If you would read a bit more carefully, I said the message was how to make the fur color, not the fur itself.
Let me try to itemize step by step:
1 - If we start with brown-fur boders, and a random DNA change gives them white fur, you say that will necessarily cause a degradation in their genome. That is, the genome of white-fur boders will be degraded from that of the brown-fur boders they mutated from.
2 - On the example when Yorzhik chimed (post 247) in he said if the "white fur" DNA returned to “brown fur” DNA it would bring them back to where they started – no genome degradation. To that you said “Exactly” (post 250).
3 - Now consider a slightly modified scenario in which there had never been brown fur boders, only white ones, with DNA and a genome identical to the white ones mentioned in step 2 above. If they experience the DNA change that gives brown fur, their biological makeup will be identical to what the original brown-furred ones would have been.

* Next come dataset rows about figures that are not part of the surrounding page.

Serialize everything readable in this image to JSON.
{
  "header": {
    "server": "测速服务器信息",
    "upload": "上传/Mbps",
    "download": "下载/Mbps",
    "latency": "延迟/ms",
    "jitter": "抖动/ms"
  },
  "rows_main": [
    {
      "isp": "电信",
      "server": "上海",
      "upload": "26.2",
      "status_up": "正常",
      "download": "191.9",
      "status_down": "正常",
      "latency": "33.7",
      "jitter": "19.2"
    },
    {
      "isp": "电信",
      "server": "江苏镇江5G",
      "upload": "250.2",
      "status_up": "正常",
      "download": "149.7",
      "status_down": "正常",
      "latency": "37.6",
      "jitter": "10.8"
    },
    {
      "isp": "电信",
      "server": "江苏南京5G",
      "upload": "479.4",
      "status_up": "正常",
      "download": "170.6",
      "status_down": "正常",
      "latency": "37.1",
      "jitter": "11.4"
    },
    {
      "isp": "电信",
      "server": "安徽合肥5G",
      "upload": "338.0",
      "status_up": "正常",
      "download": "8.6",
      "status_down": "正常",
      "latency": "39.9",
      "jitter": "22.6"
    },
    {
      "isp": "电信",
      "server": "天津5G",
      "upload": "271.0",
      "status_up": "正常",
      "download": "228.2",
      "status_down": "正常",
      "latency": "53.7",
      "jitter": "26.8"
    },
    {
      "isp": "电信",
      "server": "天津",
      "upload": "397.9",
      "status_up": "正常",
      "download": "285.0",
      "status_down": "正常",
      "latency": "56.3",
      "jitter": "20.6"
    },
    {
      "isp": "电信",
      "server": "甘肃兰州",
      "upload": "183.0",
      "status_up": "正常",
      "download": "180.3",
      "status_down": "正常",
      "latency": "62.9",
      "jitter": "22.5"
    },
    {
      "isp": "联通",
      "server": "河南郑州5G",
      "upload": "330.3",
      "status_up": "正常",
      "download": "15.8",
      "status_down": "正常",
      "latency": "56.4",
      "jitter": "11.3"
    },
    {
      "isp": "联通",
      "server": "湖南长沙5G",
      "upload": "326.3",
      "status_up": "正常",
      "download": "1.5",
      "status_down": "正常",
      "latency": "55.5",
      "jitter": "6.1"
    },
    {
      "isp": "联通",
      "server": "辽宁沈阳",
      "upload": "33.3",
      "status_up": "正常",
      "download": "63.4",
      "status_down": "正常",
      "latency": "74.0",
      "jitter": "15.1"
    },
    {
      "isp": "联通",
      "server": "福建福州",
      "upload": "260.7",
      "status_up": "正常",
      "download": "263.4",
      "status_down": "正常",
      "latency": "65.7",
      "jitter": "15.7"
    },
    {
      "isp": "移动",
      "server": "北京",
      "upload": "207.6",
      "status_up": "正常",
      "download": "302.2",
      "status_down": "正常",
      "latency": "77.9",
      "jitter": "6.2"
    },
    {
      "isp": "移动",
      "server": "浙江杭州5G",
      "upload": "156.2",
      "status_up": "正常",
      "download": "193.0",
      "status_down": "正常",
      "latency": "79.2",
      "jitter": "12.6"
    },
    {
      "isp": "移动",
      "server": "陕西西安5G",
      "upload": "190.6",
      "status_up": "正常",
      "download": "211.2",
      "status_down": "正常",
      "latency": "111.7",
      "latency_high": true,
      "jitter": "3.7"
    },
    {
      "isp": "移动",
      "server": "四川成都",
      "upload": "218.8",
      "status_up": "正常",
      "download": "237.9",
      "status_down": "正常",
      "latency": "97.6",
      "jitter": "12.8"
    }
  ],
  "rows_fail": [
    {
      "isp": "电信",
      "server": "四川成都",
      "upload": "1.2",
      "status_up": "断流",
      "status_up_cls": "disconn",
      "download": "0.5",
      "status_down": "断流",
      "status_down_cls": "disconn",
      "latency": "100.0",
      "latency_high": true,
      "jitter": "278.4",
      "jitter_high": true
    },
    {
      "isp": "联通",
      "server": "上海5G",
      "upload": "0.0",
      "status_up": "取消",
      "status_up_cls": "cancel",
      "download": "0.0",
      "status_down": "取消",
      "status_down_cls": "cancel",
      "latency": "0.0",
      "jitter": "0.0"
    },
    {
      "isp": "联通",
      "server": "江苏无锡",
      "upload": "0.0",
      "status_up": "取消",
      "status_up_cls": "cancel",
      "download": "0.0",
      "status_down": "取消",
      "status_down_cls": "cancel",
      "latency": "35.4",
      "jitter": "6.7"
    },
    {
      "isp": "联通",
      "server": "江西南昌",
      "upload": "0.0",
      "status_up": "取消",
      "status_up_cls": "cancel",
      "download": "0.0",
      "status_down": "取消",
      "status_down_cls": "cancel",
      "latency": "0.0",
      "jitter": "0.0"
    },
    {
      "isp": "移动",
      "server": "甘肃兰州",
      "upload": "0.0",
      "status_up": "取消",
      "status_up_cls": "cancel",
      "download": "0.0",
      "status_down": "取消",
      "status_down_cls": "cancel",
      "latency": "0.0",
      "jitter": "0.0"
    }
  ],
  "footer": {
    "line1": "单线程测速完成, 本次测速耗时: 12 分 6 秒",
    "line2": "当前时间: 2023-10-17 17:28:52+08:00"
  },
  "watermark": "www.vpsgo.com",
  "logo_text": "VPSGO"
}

4 – In this modified scenario, since boders started with white fur DNA, and there was a random change to it which resulted in brown fur, you say information theory dictates that there is a genome degradation.
5 – In both cases we end up with genetically identical brown fur boders, yet the second set of brown-fur boders have undergone genome degradation as a result of the random change to their original white-fur DNA. But as shown in step 1, white fur boders already have a degraded genome.
6 – How can the degradation of already degraded white fur boders (case 2) end up with the same genome integrity as boders which have no genome degradation (case 1)?